Es passiert Mitte September 2021. Sandra* ist in einem sorbischen Club mit Freunden feiern. Sie ist 16. Schon die ganze Zeit über hat sie ein komisches Gefühl auf der Party. „Die erste Situation war, als ich mich an einer Gruppe vorbeidrücken wollte und aus Versehen mein Wasser über das Shirt von einem Typen gekippt habe“, sagt sie. „Der war offensichtlich ein Nazi, der hat sich total aufgeregt.“
Sandra und ihre Freunde beschließen, nach Hause zu fahren. Während die anderen mit ihren Fahrrädern schon losmachen, hat Sandra mit ihrem Probleme. „Ich hab auf Sorbisch relativ laut hinterhergerufen: ‚Könnt ihr kurz warten, mein Rad funktioniert nicht.'“
Neben ihr steht eine größere Gruppe, die sie am Anfang nicht beachtet. Dann kommen zwei Männer zu ihr. Sie fragen Sandra, ob alles in Ordnung ist. Sie antwortet auf Sorbisch, dass alles gut ist. „Dann haben die angefangen mit ‚Wir sind hier in Deutschland, sprich doch mal deutsch. Das ist doch deine Muttersprache.‘ Ich habe dann einfach nur Nein gesagt, ich sehe das nicht ein, Deutsch zu reden, nur weil mir das zwei Typen sagen.“
Dann schlägt einer der Männer Sandra ins Gesicht. Geschockt von der Situation fährt sie schnell los. „Ich habe das erst paar Tage später realisiert, was da passiert ist.“ Bei dem Angriff wird sie verletzt: Zwischen Wange und Auge trägt sie einen Bluterguss davon. Die Stelle ist geschwollen. Seitdem fühlt sie sich auf Partys häufig unwohl.

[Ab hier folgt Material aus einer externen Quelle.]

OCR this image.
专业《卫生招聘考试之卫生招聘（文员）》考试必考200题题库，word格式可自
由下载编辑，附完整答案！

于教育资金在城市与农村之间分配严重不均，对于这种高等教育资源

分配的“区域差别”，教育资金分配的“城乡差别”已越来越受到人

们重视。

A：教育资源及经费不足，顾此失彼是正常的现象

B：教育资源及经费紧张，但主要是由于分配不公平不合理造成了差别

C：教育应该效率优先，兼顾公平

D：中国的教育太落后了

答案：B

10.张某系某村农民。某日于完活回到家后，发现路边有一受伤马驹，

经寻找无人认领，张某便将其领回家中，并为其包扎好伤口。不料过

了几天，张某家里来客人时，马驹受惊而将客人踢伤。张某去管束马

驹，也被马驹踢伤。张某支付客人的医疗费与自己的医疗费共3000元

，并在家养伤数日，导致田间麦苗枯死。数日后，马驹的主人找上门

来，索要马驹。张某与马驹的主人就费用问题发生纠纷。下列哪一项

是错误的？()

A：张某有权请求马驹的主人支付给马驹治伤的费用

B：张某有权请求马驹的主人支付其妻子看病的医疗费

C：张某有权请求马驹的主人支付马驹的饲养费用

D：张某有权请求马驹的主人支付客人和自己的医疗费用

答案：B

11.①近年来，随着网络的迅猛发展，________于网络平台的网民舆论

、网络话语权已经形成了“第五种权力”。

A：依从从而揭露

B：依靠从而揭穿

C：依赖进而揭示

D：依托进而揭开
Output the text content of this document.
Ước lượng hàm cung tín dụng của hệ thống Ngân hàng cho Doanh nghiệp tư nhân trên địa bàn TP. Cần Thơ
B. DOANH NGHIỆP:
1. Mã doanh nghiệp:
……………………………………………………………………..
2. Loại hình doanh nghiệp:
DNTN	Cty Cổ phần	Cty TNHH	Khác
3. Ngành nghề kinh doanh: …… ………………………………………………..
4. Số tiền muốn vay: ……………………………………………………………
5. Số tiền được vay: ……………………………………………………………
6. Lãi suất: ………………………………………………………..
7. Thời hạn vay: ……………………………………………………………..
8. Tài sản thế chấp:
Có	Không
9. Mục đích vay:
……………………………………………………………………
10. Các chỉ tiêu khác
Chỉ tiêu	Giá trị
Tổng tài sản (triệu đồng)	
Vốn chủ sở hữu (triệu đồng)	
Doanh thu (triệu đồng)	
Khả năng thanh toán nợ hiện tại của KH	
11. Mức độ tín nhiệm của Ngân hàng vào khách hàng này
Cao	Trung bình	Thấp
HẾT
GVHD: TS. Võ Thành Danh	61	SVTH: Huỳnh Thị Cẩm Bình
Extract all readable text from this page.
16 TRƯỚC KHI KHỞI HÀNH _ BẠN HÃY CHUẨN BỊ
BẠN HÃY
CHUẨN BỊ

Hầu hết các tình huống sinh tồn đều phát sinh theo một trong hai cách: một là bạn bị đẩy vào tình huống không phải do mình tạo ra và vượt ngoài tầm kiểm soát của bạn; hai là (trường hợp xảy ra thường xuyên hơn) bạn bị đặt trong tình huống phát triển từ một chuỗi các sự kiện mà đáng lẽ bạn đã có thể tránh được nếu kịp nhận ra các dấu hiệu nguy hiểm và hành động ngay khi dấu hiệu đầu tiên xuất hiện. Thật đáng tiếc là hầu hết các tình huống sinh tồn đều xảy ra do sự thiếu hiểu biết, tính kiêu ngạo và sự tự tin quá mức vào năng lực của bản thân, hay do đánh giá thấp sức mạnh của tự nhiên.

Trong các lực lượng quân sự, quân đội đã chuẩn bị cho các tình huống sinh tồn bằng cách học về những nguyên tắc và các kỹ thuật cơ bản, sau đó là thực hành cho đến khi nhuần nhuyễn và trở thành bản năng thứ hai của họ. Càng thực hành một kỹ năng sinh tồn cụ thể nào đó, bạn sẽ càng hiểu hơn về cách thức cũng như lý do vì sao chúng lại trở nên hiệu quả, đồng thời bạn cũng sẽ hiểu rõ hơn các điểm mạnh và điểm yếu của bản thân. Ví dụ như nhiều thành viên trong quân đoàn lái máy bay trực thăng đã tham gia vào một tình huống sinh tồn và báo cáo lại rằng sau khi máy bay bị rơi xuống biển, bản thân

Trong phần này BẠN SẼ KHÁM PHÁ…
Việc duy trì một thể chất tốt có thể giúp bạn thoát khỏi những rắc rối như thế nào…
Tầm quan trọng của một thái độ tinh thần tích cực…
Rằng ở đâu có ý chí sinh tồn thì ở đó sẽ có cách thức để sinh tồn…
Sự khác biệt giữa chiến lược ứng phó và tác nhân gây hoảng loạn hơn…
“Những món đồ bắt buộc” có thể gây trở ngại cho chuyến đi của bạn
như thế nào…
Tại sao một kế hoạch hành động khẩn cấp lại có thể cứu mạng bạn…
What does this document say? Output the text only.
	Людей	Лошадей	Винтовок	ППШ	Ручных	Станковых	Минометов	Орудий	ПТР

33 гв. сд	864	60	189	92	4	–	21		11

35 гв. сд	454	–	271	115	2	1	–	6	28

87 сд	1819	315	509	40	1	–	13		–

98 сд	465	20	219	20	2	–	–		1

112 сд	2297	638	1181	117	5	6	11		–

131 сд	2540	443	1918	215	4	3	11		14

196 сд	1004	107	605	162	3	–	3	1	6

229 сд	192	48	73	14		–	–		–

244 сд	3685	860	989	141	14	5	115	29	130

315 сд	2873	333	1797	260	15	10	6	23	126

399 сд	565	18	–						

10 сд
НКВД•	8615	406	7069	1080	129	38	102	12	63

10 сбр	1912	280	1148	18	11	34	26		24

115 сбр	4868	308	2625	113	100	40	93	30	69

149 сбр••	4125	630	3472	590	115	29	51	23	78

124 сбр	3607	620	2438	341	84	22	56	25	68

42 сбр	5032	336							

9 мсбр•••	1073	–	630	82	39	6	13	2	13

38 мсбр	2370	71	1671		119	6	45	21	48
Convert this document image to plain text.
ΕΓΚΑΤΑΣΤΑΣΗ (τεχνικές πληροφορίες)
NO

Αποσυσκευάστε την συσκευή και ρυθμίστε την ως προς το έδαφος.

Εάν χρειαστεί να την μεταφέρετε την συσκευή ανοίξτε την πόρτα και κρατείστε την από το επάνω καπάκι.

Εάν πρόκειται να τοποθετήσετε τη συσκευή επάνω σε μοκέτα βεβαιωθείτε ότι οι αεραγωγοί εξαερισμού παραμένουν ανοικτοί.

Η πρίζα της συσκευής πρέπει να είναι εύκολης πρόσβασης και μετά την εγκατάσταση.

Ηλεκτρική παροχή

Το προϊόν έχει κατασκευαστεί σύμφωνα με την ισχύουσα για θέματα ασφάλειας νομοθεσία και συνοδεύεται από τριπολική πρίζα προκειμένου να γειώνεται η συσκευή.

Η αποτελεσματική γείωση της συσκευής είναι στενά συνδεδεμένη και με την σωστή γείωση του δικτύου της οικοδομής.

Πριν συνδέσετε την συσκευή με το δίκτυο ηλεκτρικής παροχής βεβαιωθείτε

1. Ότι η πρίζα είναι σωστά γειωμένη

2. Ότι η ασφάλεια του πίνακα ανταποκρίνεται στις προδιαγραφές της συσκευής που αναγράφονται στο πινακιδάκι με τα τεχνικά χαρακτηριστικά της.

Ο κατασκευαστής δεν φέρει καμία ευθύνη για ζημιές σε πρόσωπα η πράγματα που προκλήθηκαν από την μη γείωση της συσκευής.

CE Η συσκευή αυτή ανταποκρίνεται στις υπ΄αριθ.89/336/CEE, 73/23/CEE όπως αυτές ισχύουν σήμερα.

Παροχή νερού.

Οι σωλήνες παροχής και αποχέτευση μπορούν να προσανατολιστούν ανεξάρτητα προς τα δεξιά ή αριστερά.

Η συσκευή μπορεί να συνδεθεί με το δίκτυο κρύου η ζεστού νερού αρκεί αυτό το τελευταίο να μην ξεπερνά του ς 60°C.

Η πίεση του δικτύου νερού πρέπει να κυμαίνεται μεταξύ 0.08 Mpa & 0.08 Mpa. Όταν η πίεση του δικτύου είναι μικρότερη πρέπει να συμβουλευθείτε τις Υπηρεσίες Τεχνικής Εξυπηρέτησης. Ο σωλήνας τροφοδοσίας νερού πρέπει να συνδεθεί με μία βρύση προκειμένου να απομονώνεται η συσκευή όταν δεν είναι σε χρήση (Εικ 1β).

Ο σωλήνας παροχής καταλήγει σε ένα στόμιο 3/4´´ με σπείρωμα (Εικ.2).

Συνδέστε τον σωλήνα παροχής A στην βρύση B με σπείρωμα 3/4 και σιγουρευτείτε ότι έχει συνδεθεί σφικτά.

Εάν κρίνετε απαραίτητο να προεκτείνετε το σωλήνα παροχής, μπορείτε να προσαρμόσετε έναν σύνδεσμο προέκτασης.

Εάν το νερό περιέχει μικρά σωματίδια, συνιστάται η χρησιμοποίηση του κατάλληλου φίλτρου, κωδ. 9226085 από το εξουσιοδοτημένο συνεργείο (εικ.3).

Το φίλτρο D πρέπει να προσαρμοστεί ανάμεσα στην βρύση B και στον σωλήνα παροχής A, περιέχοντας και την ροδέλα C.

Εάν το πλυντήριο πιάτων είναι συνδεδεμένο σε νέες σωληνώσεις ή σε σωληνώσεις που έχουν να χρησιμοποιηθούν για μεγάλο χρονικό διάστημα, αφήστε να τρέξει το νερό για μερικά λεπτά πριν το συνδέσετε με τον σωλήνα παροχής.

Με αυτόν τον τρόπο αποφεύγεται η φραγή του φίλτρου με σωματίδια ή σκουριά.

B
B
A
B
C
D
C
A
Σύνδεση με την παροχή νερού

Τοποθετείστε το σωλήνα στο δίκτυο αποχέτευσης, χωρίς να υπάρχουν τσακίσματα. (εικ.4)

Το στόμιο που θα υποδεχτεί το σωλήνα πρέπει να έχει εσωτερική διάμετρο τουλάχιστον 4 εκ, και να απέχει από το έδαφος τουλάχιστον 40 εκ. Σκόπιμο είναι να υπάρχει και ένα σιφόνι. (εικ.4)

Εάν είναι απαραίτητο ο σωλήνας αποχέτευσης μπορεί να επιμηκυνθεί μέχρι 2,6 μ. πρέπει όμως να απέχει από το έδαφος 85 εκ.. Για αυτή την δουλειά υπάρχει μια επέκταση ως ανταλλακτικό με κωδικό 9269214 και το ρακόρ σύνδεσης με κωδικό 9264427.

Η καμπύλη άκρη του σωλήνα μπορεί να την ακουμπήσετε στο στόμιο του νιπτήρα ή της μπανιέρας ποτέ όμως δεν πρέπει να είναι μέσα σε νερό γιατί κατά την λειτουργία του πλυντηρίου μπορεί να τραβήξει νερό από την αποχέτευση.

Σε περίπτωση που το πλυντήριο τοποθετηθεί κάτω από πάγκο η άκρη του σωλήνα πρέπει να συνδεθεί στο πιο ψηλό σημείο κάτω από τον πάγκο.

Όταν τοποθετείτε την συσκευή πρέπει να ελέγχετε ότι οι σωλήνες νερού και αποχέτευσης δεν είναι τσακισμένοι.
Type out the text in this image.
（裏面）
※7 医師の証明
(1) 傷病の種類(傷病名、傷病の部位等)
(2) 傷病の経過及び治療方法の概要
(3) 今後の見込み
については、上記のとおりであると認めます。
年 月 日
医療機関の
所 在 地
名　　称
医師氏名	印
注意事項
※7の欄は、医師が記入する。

Provokationen, Beleidigungen und „Sieg Heil“-Rufe
Gewalttaten wie diese passieren immer wieder auf sorbischen Partys und Veranstaltungen. Auch Sandras Freundinnen Sarah* und Lina* kennen Gewalt, Provokationen, Beleidigungen – nur weil sie sorbisch sprechen. „Meine erste Berührung damit war mit 14, da hat mir meine Cousine erzählt, dass sie in der Nähe von Bautzen auf einer Party waren“, erzählt Lina. Sie seien von Leuten angesprochen worden. „Die meinten so ‚Für eure eigene Sicherheit, redet jetzt mal lieber Deutsch, kein Sorbisch mehr, sonst kriegt ihr aufs Maul.'“
Immer wieder kommt es zu solchen Vorfällen. Lina erzählt von Parolen, Provokationen und Beleidigungen, wenn auf einer Party sorbische Lieder gesungen werden, und davon, dass sie sich oft nicht alleine auf die Toilette, Getränkeholen oder nach Hause traut. Von einem Freund, dem zuerst ein Bein gestellt und dann eine Platzwunde verpasst wurde. Von Securitys, die vor dem Club Nazis Hände schütteln, die eigentlich rausgeworfen wurden und dann trotzdem wieder drin sind. Von „Sieg Heil“-Rufen zu Trinksprüchen. Und davon, dass manche Jugendclubs und Partyveranstalter trotz der Probleme keine Gegenmaßnahmen ergreifen.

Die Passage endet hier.